Two targets, not one. The entire framing of druggability assumes you’re choosing a single target and asking what modality hits it. For some diseases, most notably cancers with defined synthetic-lethal vulnerabilities (where a cell tolerates either perturbation alone but not both together), the right answer is that you need to hit two targets together, and each of those targets individually is a poor drug candidate. That shifts the druggability question to a two-body problem, with its own computational and experimental methods: [synthetic lethality] → Synthetic lethality and combination targets: ML methods for finding drug pairs that work together (C7).³

Benchmarks for modality-choice models. We don’t yet have a standard benchmark for “given this target, which modality will work best?” The PoseBusters benchmark answers a narrower question (given this target and this ligand, is the predicted pose right?).
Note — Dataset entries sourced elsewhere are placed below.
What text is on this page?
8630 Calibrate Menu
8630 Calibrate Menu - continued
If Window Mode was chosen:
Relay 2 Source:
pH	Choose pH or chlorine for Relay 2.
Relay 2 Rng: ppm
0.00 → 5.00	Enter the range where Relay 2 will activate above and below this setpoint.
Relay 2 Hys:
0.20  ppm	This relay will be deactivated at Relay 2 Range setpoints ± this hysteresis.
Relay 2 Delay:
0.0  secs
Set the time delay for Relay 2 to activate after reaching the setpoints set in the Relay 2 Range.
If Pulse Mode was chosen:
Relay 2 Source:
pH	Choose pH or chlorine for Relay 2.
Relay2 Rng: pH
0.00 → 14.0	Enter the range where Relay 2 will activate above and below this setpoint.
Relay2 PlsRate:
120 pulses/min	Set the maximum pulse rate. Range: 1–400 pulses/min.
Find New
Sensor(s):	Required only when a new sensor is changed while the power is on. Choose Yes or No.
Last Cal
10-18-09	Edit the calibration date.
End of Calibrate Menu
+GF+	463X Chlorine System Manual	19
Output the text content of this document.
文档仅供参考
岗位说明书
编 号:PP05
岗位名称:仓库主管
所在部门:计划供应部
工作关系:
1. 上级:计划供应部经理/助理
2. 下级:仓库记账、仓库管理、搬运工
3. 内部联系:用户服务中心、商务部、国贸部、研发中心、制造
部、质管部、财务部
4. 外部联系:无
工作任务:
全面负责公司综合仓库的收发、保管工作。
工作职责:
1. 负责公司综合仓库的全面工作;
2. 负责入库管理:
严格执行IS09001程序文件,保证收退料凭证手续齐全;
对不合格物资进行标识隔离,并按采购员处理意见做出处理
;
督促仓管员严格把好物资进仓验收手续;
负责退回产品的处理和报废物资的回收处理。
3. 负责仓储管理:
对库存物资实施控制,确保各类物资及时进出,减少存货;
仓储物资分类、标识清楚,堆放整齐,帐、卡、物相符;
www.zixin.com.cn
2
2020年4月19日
Benchmarks for PROTAC ternary-complex geometry, ASO off-target profiles, and ADC internalization kinetics exist in pieces but do not yet form a coherent evaluation suite. That gap is a natural target for the next round of infrastructure investment. For the pillar-post view of where this fits in the overall workflow: [the pillar post on drug target discovery] → Target discovery: the front-of-funnel decision behind most Phase II failures (P0).

AlphaFold 3 was an inflection point. The remaining work now sits in modality selection, safety, and benchmark design.